Perhaps the style’s clout-bolstering powers are due to contemporary rappers’ affinity for the style, resurrecting the sunglasses from its role as an artifact of grunge music and fashion and finding a new place for them within the streetwear realm. A seven-page-long thread on notable Kanye West forum Kanyetothe created in August is dedicated to investigating the origins of clout goggles, with members offering up culprits—while Denzel Curry christened the sunglasses, he didn’t set the trend. Some credit the trend’s foundation to Lil Yachty’s April 2016 interview on CNN, in which he thanks Lil B for turning him on to Bernie Sanders and is rarely seen without a pair of clout goggles on, regardless of whether he is indoors or outside. Others insist on Ian Connor, A$AP Bari, Offset or Wiz Khalifa in his 2015 music video for “The Play.”
While rappers may be flexing clout goggles in all sincerity, it’s impossible to ignore that clout goggles have quickly become meme fodder at its best and an emblem of being dressed by the internet at its worst. “In a short amount of time, Clout Goggles has become shorthand for a style favored by fame-hungry rappers and Internet-based ‘creative’ types chasing followers,” Jake Woolf wrote in GQ. “They've become as ubiquitous among a certain subset of stylish guys as souvenir jackets, side-stripe track pants, suede Chelsea boots, and any other number of left-of-center menswear items currently clogging Instagram #influencer feeds.”

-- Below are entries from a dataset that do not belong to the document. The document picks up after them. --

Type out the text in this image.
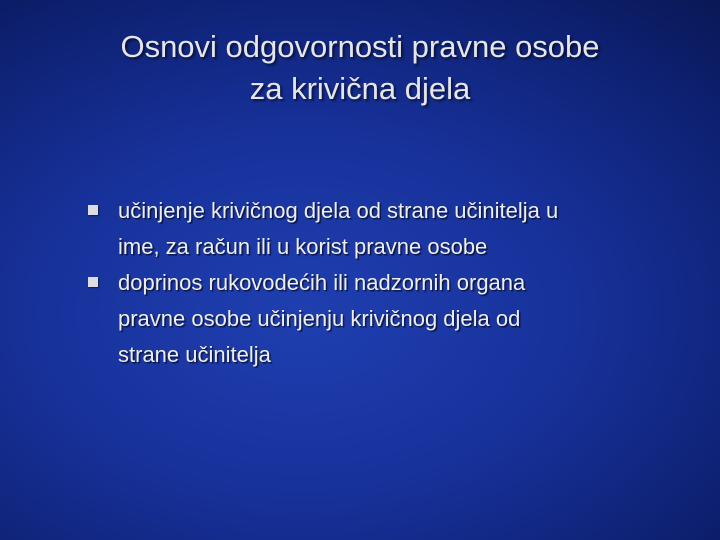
Osnovi odgovornosti pravne osobe
za krivična djela
učinjenje krivičnog djela od strane učinitelja u
ime, za račun ili u korist pravne osobe
doprinos rukovodećih ili nadzornih organa
pravne osobe učinjenju krivičnog djela od
strane učinitelja
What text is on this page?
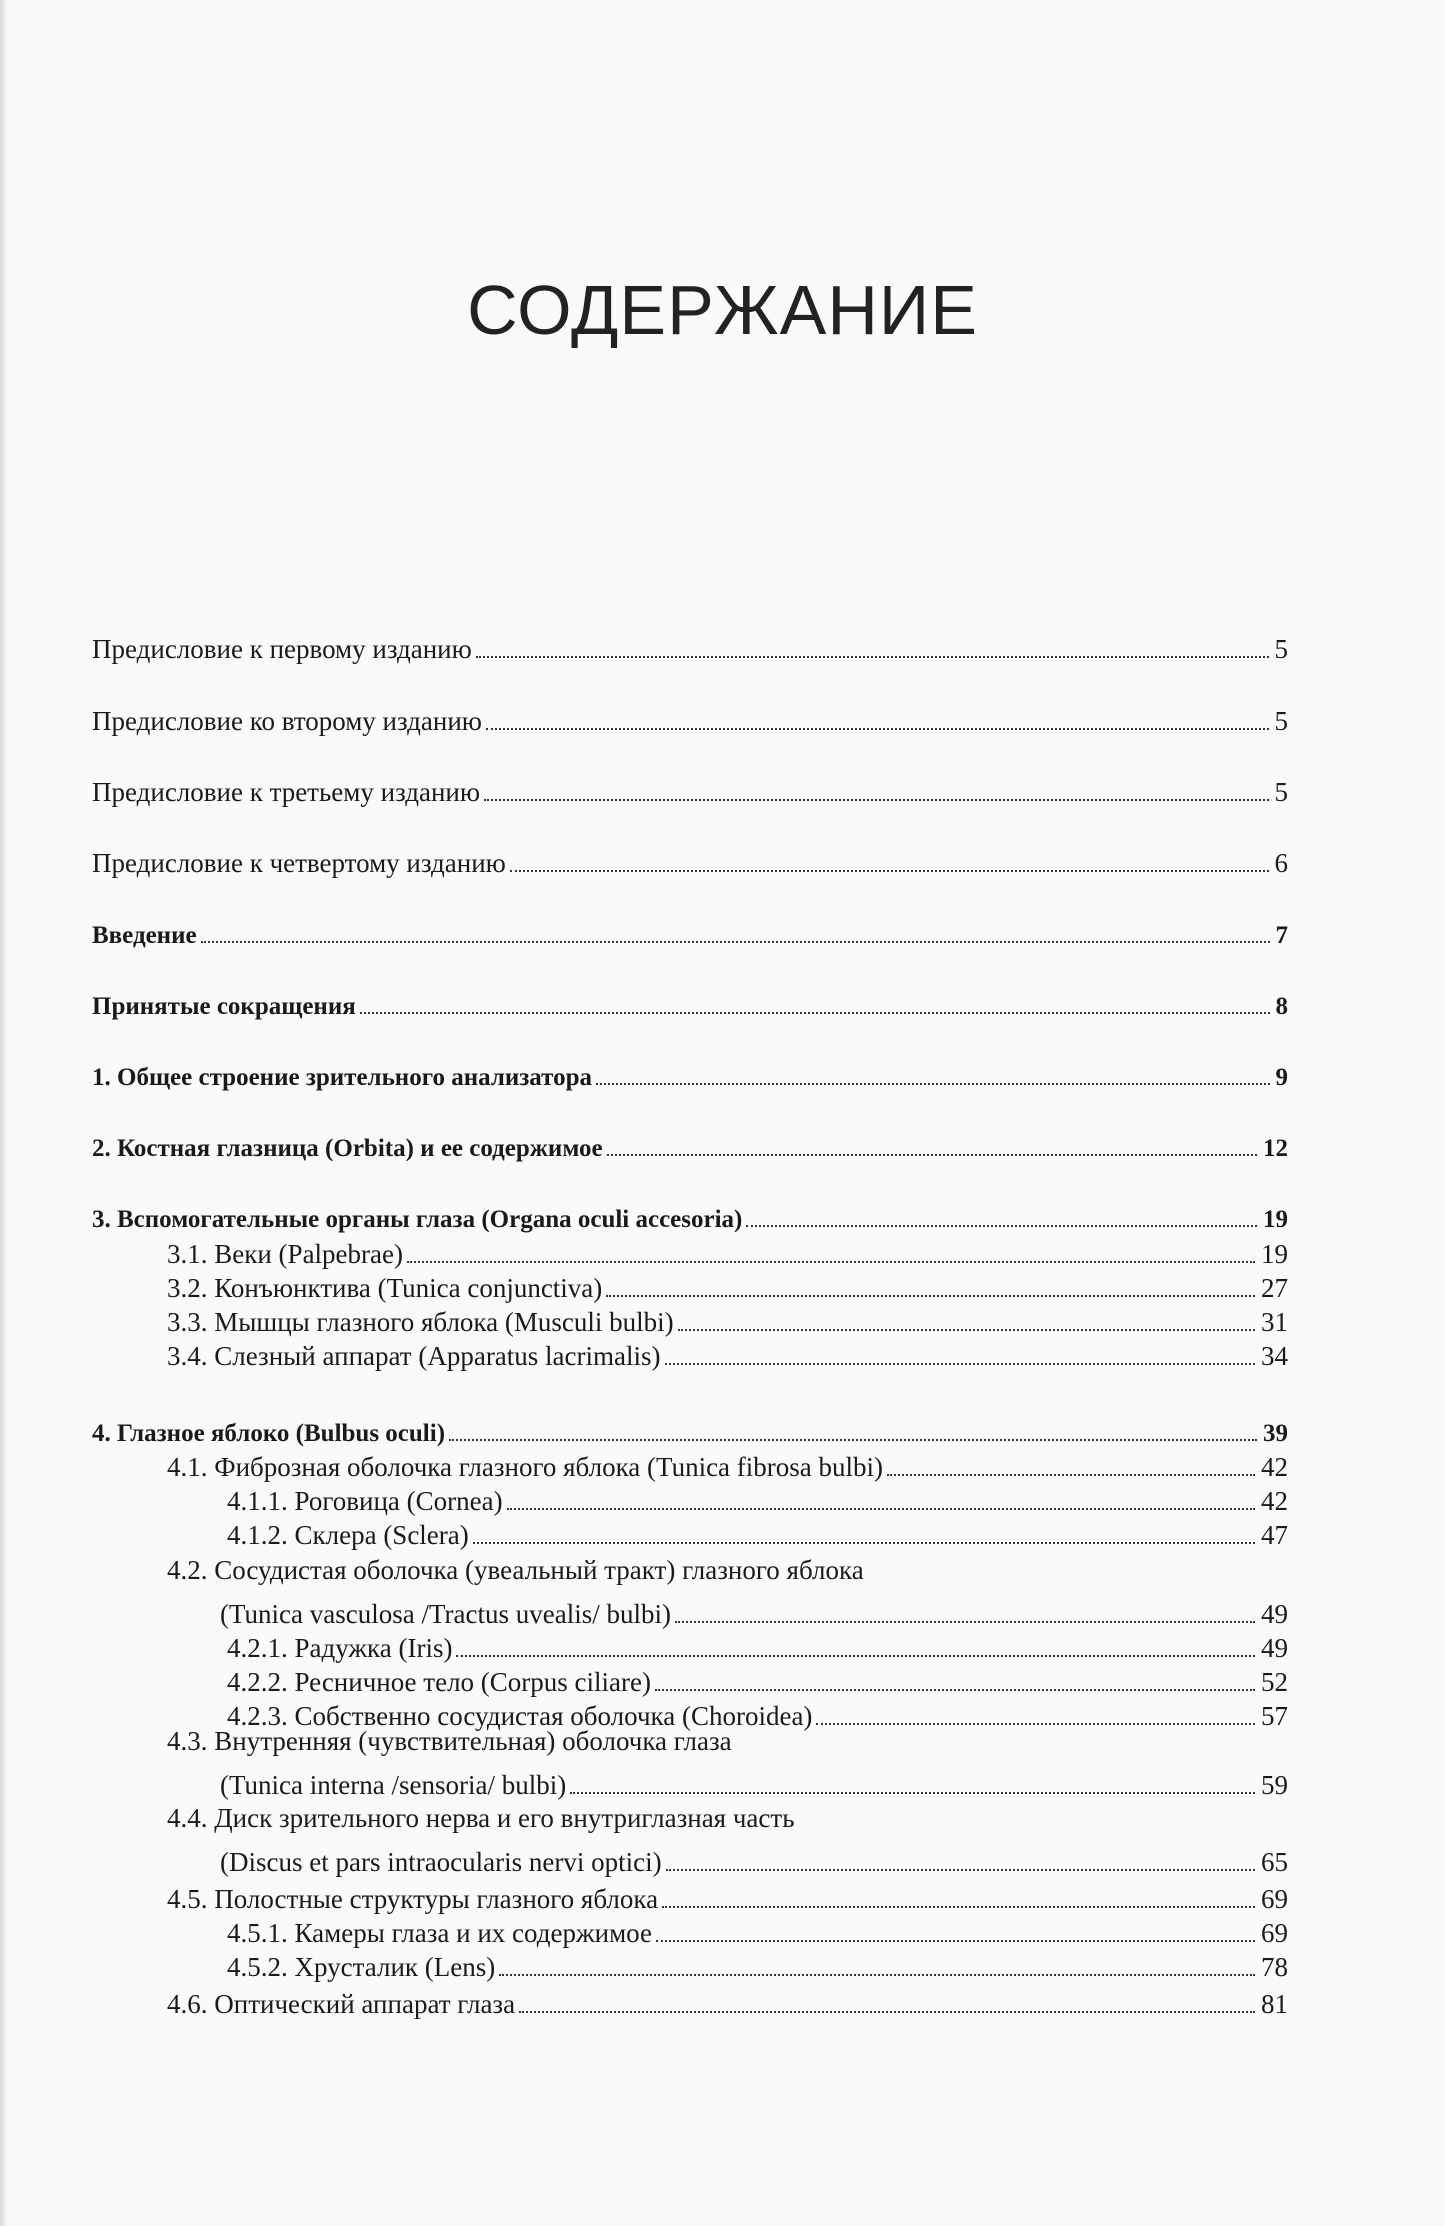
СОДЕРЖАНИЕ
Предисловие к первому изданию	5
Предисловие ко второму изданию	5
Предисловие к третьему изданию	5
Предисловие к четвертому изданию	6
Введение	7
Принятые сокращения	8
1. Общее строение зрительного анализатора	9
2. Костная глазница (Orbita) и ее содержимое	12
3. Вспомогательные органы глаза (Organa oculi accesoria)	19
3.1. Веки (Palpebrae)	19
3.2. Конъюнктива (Tunica conjunctiva)	27
3.3. Мышцы глазного яблока (Musculi bulbi)	31
3.4. Слезный аппарат (Apparatus lacrimalis)	34
4. Глазное яблоко (Bulbus oculi)	39
4.1. Фиброзная оболочка глазного яблока (Tunica fibrosa bulbi)	42
4.1.1. Роговица (Cornea)	42
4.1.2. Склера (Sclera)	47
4.2. Сосудистая оболочка (увеальный тракт) глазного яблока
(Tunica vasculosa /Tractus uvealis/ bulbi)	49
4.2.1. Радужка (Iris)	49
4.2.2. Ресничное тело (Corpus ciliare)	52
4.2.3. Собственно сосудистая оболочка (Choroidea)	57
4.3. Внутренняя (чувствительная) оболочка глаза
(Tunica interna /sensoria/ bulbi)	59
4.4. Диск зрительного нерва и его внутриглазная часть
(Discus et pars intraocularis nervi optici)	65
4.5. Полостные структуры глазного яблока	69
4.5.1. Камеры глаза и их содержимое	69
4.5.2. Хрусталик (Lens)	78
4.6. Оптический аппарат глаза	81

Clout goggles may be a meme, but the reputation appears to have done little to harm sales. On Google, a generic input for “clout goggles” yields more suggested phrases that others have searched: “clout goggles cheap”; “clout goggles for sale”; “clout goggles price” and “where to buy clout goggles” are but a few that pop up, reflecting the sunglasses’ impenetrable popularity. Their quick spread can also be attributed to their accessibility across budgets compared to the equally-memed Gucci belt, being sold on Alibaba (under $2) and Acne Studios ($320) alike. For the same price as a fidget spinner, you could get your very own pair of clout goggles!

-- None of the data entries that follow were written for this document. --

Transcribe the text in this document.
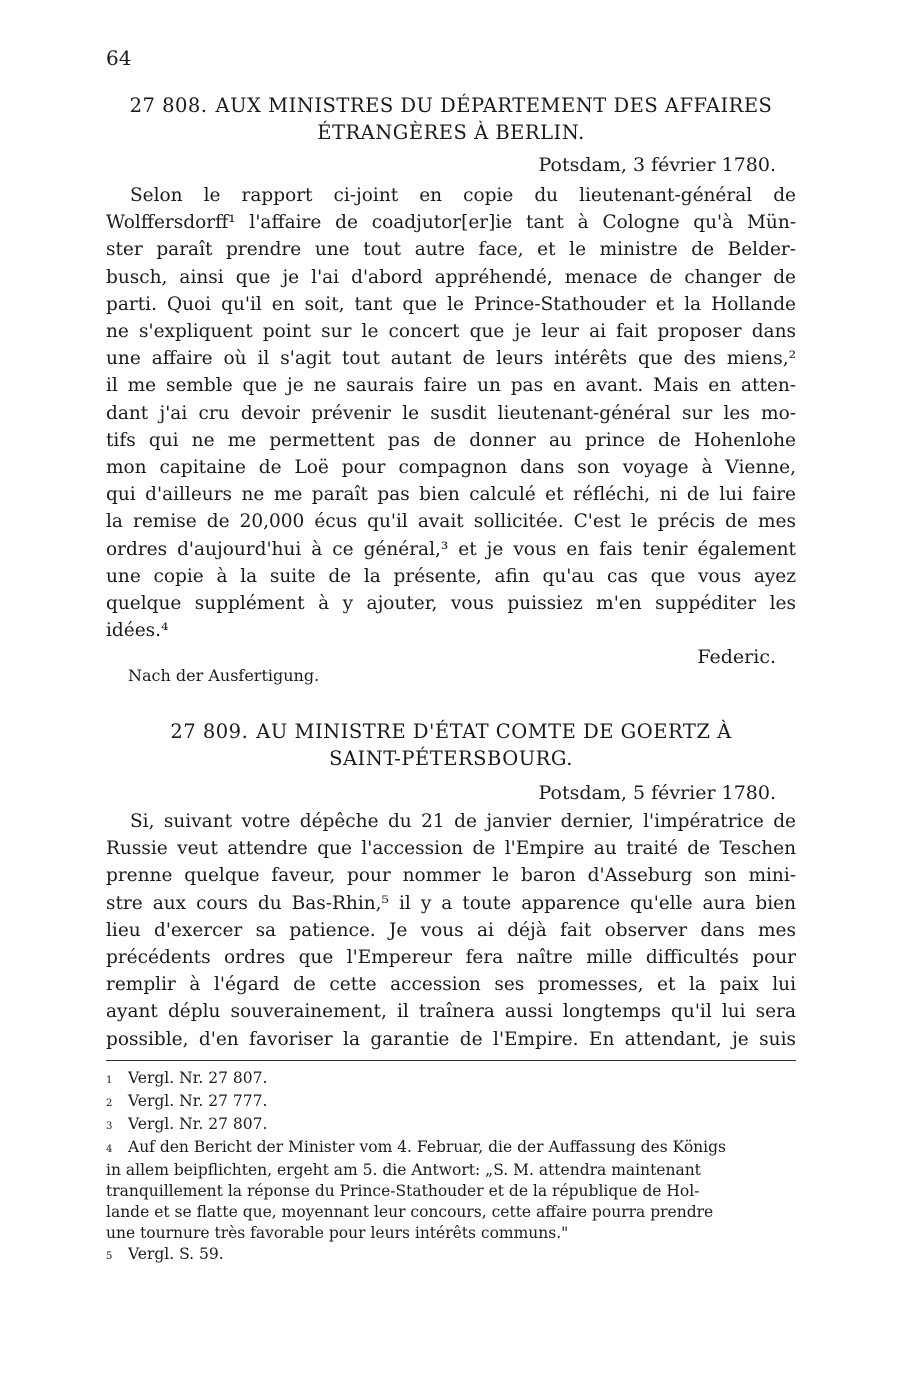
64
27 808. AUX MINISTRES DU DÉPARTEMENT DES AFFAIRES
ÉTRANGÈRES À BERLIN.
Potsdam, 3 février 1780.
Selon le rapport ci-joint en copie du lieutenant-général de
Wolffersdorff¹ l'affaire de coadjutor[er]ie tant à Cologne qu'à Mün-
ster paraît prendre une tout autre face, et le ministre de Belder-
busch, ainsi que je l'ai d'abord appréhendé, menace de changer de
parti. Quoi qu'il en soit, tant que le Prince-Stathouder et la Hollande
ne s'expliquent point sur le concert que je leur ai fait proposer dans
une affaire où il s'agit tout autant de leurs intérêts que des miens,²
il me semble que je ne saurais faire un pas en avant. Mais en atten-
dant j'ai cru devoir prévenir le susdit lieutenant-général sur les mo-
tifs qui ne me permettent pas de donner au prince de Hohenlohe
mon capitaine de Loë pour compagnon dans son voyage à Vienne,
qui d'ailleurs ne me paraît pas bien calculé et réfléchi, ni de lui faire
la remise de 20,000 écus qu'il avait sollicitée. C'est le précis de mes
ordres d'aujourd'hui à ce général,³ et je vous en fais tenir également
une copie à la suite de la présente, afin qu'au cas que vous ayez
quelque supplément à y ajouter, vous puissiez m'en suppéditer les
idées.⁴
Federic.
Nach der Ausfertigung.
27 809. AU MINISTRE D'ÉTAT COMTE DE GOERTZ À
SAINT-PÉTERSBOURG.
Potsdam, 5 février 1780.
Si, suivant votre dépêche du 21 de janvier dernier, l'impératrice de
Russie veut attendre que l'accession de l'Empire au traité de Teschen
prenne quelque faveur, pour nommer le baron d'Asseburg son mini-
stre aux cours du Bas-Rhin,⁵ il y a toute apparence qu'elle aura bien
lieu d'exercer sa patience. Je vous ai déjà fait observer dans mes
précédents ordres que l'Empereur fera naître mille difficultés pour
remplir à l'égard de cette accession ses promesses, et la paix lui
ayant déplu souverainement, il traînera aussi longtemps qu'il lui sera
possible, d'en favoriser la garantie de l'Empire. En attendant, je suis
1 Vergl. Nr. 27 807.
2 Vergl. Nr. 27 777.
3 Vergl. Nr. 27 807.
4 Auf den Bericht der Minister vom 4. Februar, die der Auffassung des Königs
in allem beipflichten, ergeht am 5. die Antwort: „S. M. attendra maintenant
tranquillement la réponse du Prince-Stathouder et de la république de Hol-
lande et se flatte que, moyennant leur concours, cette affaire pourra prendre
une tournure très favorable pour leurs intérêts communs."
5 Vergl. S. 59.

Additionally, wearable memes are, bizarrely enough, respectable wardrobe pieces. In an age where sincerity and vulnerability are considered lame, wearing something with meme status is like wearing your aloofness and cynicism on your sleeve—or, in the case of clout goggles, perched on top of your nose bridge—while simultaneously demonstrating your mastery of internet humor.
While meme status may boost the product’s notoriety, it also dooms it to an equally short lifecycle. The moment Skepta posted a photograph of himself suited up in Craig Green’s collaboration with Moncler, the designers’ work was sentenced to rot alongside the “man’s not hot” meme. When Gucci belts became the punchline of Twitter comedy, it became impossible to wear one because you genuinely enjoy the design—to everyone else, you just look like you’ve fallen prey to internet humor. The resurfacing of clout goggles could be metaphoric for hip hop and rock’s symbiotic relationship, but to analyze it as such seems like a reach at this point.

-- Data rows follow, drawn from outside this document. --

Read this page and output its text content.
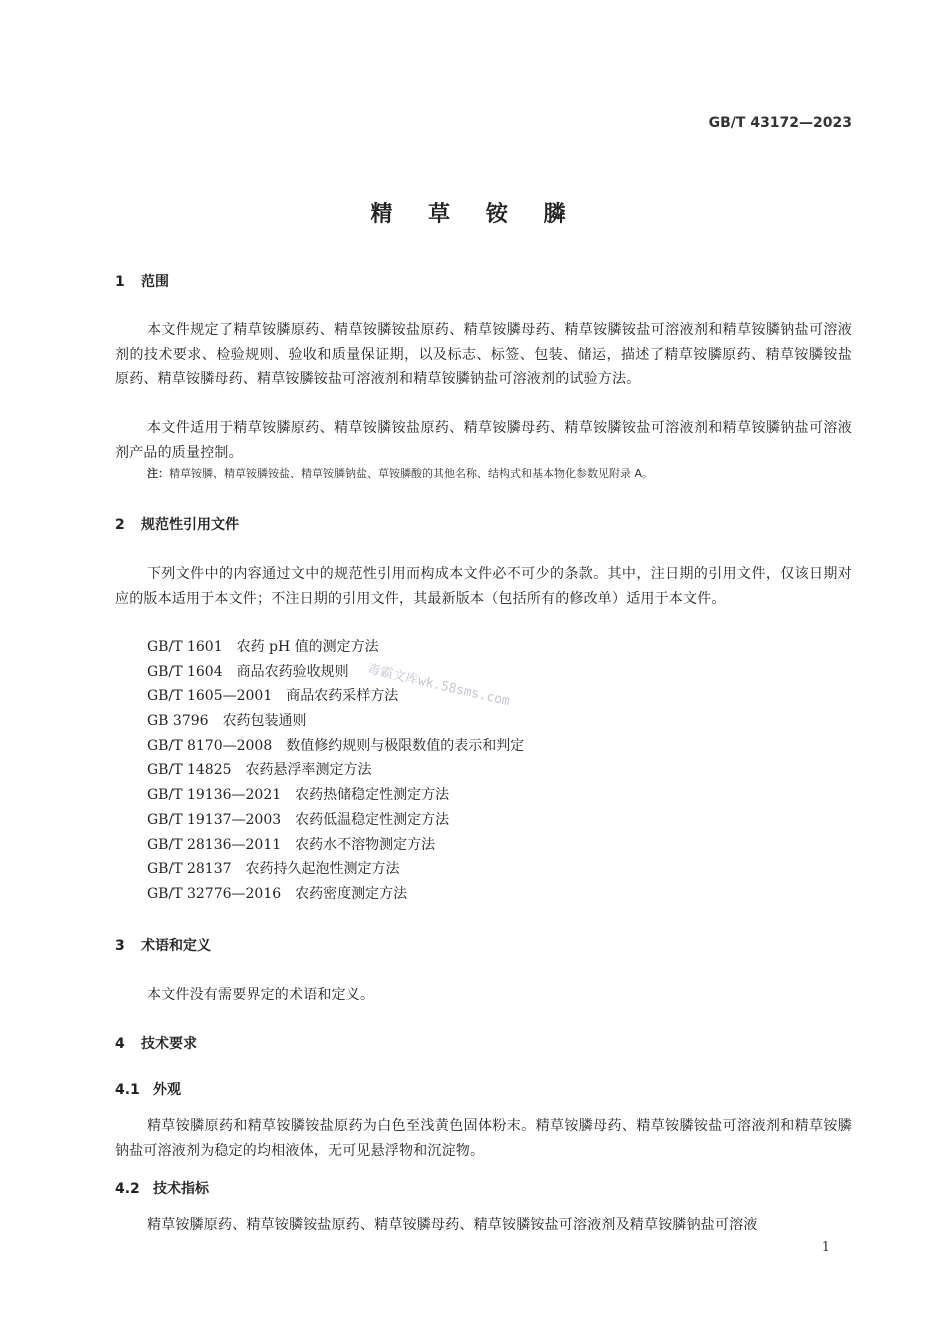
GB/T 43172—2023
精 草 铵 膦
1 范围
本文件规定了精草铵膦原药、精草铵膦铵盐原药、精草铵膦母药、精草铵膦铵盐可溶液剂和精草铵膦钠盐可溶液剂的技术要求、检验规则、验收和质量保证期，以及标志、标签、包装、储运，描述了精草铵膦原药、精草铵膦铵盐原药、精草铵膦母药、精草铵膦铵盐可溶液剂和精草铵膦钠盐可溶液剂的试验方法。
本文件适用于精草铵膦原药、精草铵膦铵盐原药、精草铵膦母药、精草铵膦铵盐可溶液剂和精草铵膦钠盐可溶液剂产品的质量控制。
注：精草铵膦、精草铵膦铵盐、精草铵膦钠盐、草铵膦酸的其他名称、结构式和基本物化参数见附录 A。
2 规范性引用文件
下列文件中的内容通过文中的规范性引用而构成本文件必不可少的条款。其中，注日期的引用文件，仅该日期对应的版本适用于本文件；不注日期的引用文件，其最新版本（包括所有的修改单）适用于本文件。
GB/T 1601 农药 pH 值的测定方法
GB/T 1604 商品农药验收规则
GB/T 1605—2001 商品农药采样方法
GB 3796 农药包装通则
GB/T 8170—2008 数值修约规则与极限数值的表示和判定
GB/T 14825 农药悬浮率测定方法
GB/T 19136—2021 农药热储稳定性测定方法
GB/T 19137—2003 农药低温稳定性测定方法
GB/T 28136—2011 农药水不溶物测定方法
GB/T 28137 农药持久起泡性测定方法
GB/T 32776—2016 农药密度测定方法
毒霸文库wk.58sms.com
3 术语和定义
本文件没有需要界定的术语和定义。
4 技术要求
4.1 外观
精草铵膦原药和精草铵膦铵盐原药为白色至浅黄色固体粉末。精草铵膦母药、精草铵膦铵盐可溶液剂和精草铵膦钠盐可溶液剂为稳定的均相液体，无可见悬浮物和沉淀物。
4.2 技术指标
精草铵膦原药、精草铵膦铵盐原药、精草铵膦母药、精草铵膦铵盐可溶液剂及精草铵膦钠盐可溶液
1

Meme status strikes randomly, indiscriminately. As such, it’s difficult for designers to take preventative measures, but it is possible for them to embrace meme status as beneficial to the brand. Gucci rode the wave, releasing a series of memes as an advertising campaign and cementing its popularity with millennial consumers. It’s a different case with clout goggles, however, as the sunglasses style became so quickly widespread that it’s doubtful that Christian Roth can reign in the situation. The true harm that meme culture inflicts on fashion is the potential dilution of the piece in question’s substance. The moment articles of clothing or accessories go viral without any intervention from the designer, they become one-dimensional, incapable of being culturally impactful beyond drawing a quick laugh.